Dans ce contexte, l’objectif du président Lee, qui est de chercher à apaiser ses relations commerciales avec Washington, tout en évitant de s’aliéner Pékin, n’a été que partiellement atteint. De fait, Séoul comme Pékin se sont davantage concentrés sur leurs discussions plus urgentes avec les États-Unis.
La poursuite du rapprochement entre la Corée du Sud et le Japon
Une embellie s’est toutefois manifestée dans l’amélioration continue des relations entre la Corée du Sud et le Japon, largement orchestrée durant la présidence de Joe Biden. La nouvelle Première ministre japonaise, Sanae Takaichi, a visiblement cherché à tirer parti de cette dynamique positive lors de ses discussions avec Lee Jae-myung. Leur rencontre s’est clairement inscrite dans le cadre des efforts déployés en parallèle par Tokyo pour faire face à une Chine plus agressive en renforçant ses partenariats avec certains pays partageant la même vision de l’ordre international dans l’Indo-Pacifique.
Malgré ses propos virulents à l’égard du Japon par le passé, le président sud-coréen s’est montré ouvert à un rapprochement comme il avait été amorcé avec Shigeru Ishiba, le prédécesseur de Sanae Takaichi.

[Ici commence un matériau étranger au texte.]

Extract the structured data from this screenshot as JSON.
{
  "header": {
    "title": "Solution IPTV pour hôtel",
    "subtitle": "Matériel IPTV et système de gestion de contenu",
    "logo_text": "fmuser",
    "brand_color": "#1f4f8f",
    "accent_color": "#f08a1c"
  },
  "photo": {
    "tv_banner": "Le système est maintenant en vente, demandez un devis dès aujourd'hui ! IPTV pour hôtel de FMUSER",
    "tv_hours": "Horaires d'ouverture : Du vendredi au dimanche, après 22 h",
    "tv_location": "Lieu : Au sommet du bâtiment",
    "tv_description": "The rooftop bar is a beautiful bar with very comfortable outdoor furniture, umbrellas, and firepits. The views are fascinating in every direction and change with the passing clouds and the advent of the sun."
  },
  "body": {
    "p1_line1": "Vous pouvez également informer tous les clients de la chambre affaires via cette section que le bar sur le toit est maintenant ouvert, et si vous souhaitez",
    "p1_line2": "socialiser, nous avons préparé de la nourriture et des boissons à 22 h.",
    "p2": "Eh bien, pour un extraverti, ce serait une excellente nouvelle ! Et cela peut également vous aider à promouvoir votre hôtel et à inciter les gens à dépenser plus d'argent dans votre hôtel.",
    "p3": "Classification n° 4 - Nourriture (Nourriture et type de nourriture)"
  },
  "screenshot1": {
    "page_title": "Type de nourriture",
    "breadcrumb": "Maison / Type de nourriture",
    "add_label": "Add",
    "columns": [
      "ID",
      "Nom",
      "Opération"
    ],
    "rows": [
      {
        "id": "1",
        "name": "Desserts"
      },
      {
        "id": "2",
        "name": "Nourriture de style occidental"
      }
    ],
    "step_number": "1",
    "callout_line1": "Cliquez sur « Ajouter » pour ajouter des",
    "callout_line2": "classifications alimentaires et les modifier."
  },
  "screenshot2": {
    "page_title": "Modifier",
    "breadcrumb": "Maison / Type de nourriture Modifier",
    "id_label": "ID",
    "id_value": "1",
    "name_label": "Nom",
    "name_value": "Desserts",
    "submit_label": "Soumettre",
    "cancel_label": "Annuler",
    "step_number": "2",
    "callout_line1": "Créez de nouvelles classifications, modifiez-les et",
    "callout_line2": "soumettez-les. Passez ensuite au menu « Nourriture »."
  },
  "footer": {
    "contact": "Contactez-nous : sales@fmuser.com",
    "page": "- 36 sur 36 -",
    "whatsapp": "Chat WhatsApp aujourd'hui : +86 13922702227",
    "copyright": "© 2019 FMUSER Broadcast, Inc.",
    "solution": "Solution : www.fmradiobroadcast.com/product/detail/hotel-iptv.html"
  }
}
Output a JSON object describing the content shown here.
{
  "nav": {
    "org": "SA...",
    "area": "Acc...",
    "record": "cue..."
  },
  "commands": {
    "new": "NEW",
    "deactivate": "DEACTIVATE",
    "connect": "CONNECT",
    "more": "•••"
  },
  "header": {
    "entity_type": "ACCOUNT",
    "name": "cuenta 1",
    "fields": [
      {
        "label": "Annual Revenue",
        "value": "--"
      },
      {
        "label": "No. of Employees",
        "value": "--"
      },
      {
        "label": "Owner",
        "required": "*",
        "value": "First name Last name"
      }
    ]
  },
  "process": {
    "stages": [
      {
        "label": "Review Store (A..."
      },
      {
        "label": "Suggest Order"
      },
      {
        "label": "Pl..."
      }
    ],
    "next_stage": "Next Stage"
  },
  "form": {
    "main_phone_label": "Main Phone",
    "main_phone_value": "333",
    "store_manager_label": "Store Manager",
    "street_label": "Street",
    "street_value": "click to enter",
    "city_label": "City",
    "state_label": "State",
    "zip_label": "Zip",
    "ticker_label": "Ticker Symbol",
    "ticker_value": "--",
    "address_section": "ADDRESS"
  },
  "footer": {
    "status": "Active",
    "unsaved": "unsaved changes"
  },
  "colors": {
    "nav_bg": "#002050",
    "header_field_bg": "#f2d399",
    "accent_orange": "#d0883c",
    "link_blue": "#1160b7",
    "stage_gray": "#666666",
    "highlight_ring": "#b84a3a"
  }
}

De son côté, la nouvelle Première ministre japonaise, connue pour sa vision conservatrice du monde, a jusqu’à présent pris soin d’éviter tout propos ou geste susceptibles de rappeler les épisodes le plus sombres de l’histoire des deux pays pendant la colonisation japonaise de 1910 à 1945. Dans son discours de politique générale prononcé devant le Parlement japonais le 25 octobre dernier, elle avait clairement indiqué son intention d’engager un dialogue au plus haut niveau avec Séoul afin de renforcer les relations bilatérales. Elle avait également déclaré qu’elle développerait des partenariats de sécurité minilatéraux centrés sur la Corée du Sud, les Philippines et l’Australie.
Dans le même discours, Sanae Takaichi n’avait pas hésité à qualifier les activités militaires de la Chine, de la Corée du Nord et de la Russie de « préoccupation grave », suscitant une protestation de Pékin. Si par ailleurs, elle a appelé à un dialogue franc avec les dirigeants chinois, elle n’a pas hésité à braver une nouvelle fois la colère de Pékin en rencontrant les représentants de Taiwan invités au Sommet de l’APEC.
Conclusion
Le communiqué final adopté au terme du Sommet de l’APEC n’a pas permis de masquer la dégradation des règles du commerce international, victimes de la politique mercantiliste de Donald Trump. Pris, une nouvelle fois, entre les divergences opposant la Chine et les États-Unis, le président Lee Jae-myung a renoncé à mentionner le rôle de l’Organisation mondiale du commerce (OMC) pour un texte plus pragmatique évoquant les problèmes concrets qui se posent aux grandes économies asiatiques, entre avancées de l’intelligence artificielle (IA) et déclin démographique.